Whether Stoker evoked a universal fear, or as some modern critics would have it, gave form to a universal fantasy, he created a powerful and lasting image that has become a part of popular culture.My essay is on the Psychodynamic theory based on the belief that people’s behaviour and emotions as adults are rooted in their childhood experiences.

Psychoanalysis is a set of theories and therapeutic techniques related to the study of the unconscious mind, which together form a method of treatment for mental-health disorders. The discipline was established in the early s by Austrian neurologist Sigmund Freud and stemmed partly from the clinical work of Josef Breuer and others..
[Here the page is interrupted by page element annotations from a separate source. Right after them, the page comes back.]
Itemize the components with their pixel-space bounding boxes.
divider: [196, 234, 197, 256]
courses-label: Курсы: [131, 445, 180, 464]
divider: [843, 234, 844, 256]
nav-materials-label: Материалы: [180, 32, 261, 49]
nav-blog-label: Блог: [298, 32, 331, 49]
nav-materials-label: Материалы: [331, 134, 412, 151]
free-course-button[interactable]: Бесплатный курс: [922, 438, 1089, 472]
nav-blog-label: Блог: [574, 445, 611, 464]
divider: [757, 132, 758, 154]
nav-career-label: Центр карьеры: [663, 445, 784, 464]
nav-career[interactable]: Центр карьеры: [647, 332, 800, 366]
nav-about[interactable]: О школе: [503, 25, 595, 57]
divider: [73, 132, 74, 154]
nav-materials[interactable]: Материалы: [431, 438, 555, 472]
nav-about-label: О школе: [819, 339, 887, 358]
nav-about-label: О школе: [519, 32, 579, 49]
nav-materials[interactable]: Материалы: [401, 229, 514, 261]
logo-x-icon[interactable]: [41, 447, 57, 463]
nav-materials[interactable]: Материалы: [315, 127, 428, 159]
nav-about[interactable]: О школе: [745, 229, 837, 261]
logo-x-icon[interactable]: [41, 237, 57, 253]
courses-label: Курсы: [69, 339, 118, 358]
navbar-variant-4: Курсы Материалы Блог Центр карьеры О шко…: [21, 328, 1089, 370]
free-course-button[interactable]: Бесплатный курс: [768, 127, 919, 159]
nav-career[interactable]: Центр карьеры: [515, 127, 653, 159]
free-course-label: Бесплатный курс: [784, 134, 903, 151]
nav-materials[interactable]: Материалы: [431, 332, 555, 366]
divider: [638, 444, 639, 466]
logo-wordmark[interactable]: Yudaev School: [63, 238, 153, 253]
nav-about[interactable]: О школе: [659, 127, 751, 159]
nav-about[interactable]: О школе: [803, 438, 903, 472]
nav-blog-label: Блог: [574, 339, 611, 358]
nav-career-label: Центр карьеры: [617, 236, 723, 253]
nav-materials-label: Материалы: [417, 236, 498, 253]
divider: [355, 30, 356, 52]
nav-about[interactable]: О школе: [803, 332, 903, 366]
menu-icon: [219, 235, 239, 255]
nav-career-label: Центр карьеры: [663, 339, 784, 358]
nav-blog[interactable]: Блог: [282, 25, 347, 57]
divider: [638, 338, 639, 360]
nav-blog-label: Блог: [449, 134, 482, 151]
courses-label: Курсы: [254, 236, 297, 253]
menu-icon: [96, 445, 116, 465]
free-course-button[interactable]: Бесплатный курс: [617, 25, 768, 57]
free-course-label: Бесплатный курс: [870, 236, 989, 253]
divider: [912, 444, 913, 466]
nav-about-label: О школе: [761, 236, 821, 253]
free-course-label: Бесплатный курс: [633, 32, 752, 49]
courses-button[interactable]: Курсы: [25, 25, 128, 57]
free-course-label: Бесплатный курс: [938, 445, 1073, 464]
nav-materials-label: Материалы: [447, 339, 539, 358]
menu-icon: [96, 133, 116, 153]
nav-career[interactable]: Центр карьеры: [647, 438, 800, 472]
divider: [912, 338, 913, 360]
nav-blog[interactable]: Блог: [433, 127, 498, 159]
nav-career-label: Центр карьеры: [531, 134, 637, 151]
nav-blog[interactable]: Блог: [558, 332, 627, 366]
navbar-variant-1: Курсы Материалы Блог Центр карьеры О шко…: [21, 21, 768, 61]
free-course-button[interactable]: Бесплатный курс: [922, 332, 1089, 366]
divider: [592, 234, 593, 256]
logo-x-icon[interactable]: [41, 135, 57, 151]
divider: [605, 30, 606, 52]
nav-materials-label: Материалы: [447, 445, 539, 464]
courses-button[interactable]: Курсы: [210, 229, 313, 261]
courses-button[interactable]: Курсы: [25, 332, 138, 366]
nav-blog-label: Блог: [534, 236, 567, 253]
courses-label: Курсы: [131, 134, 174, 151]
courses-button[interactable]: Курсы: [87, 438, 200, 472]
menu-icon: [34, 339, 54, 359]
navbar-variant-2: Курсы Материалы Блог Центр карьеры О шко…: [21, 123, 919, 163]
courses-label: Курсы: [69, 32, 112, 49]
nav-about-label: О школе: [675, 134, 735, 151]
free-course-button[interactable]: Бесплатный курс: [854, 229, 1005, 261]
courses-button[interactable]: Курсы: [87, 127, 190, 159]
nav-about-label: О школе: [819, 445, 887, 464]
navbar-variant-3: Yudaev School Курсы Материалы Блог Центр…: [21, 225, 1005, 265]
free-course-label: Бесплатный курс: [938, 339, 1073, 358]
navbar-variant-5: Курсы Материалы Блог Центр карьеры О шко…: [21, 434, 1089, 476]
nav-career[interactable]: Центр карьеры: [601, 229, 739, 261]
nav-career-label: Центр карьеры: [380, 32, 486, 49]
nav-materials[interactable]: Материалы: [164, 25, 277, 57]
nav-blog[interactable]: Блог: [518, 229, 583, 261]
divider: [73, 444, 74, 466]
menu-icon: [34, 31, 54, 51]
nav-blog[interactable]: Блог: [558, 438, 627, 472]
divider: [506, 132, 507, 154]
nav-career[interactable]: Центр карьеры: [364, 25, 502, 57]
Freud first used the term psychoanalysis (in French) in When one considers a holistic and integrative approach to psychotherapy, it is worth evaluating and reviewing four approaches: One humanistic, one transpersonal, one existential and one psychodynamic approach..

Trainee psychotherapists invariably bring tremendous personal material to the table. Students on an integrative pathway are often asked at some point in their training to critically. This essay will be discussing the theories of psychoanalysis and examining how they have informed ideas on the origin of behaviour and approaches from Freud’s psychoanalysis to traditional psychodynamic, psychotherapeutic, person-centred and humanistic approaches also comparing both these approaches.

the LORD is thy shade upon thy right hand.: 6: The sun shall not smite thee by day, nor the moon by night. comprehensive and partially annotated list of books about Herbert Marcuse, compiled by Harold Marcuse.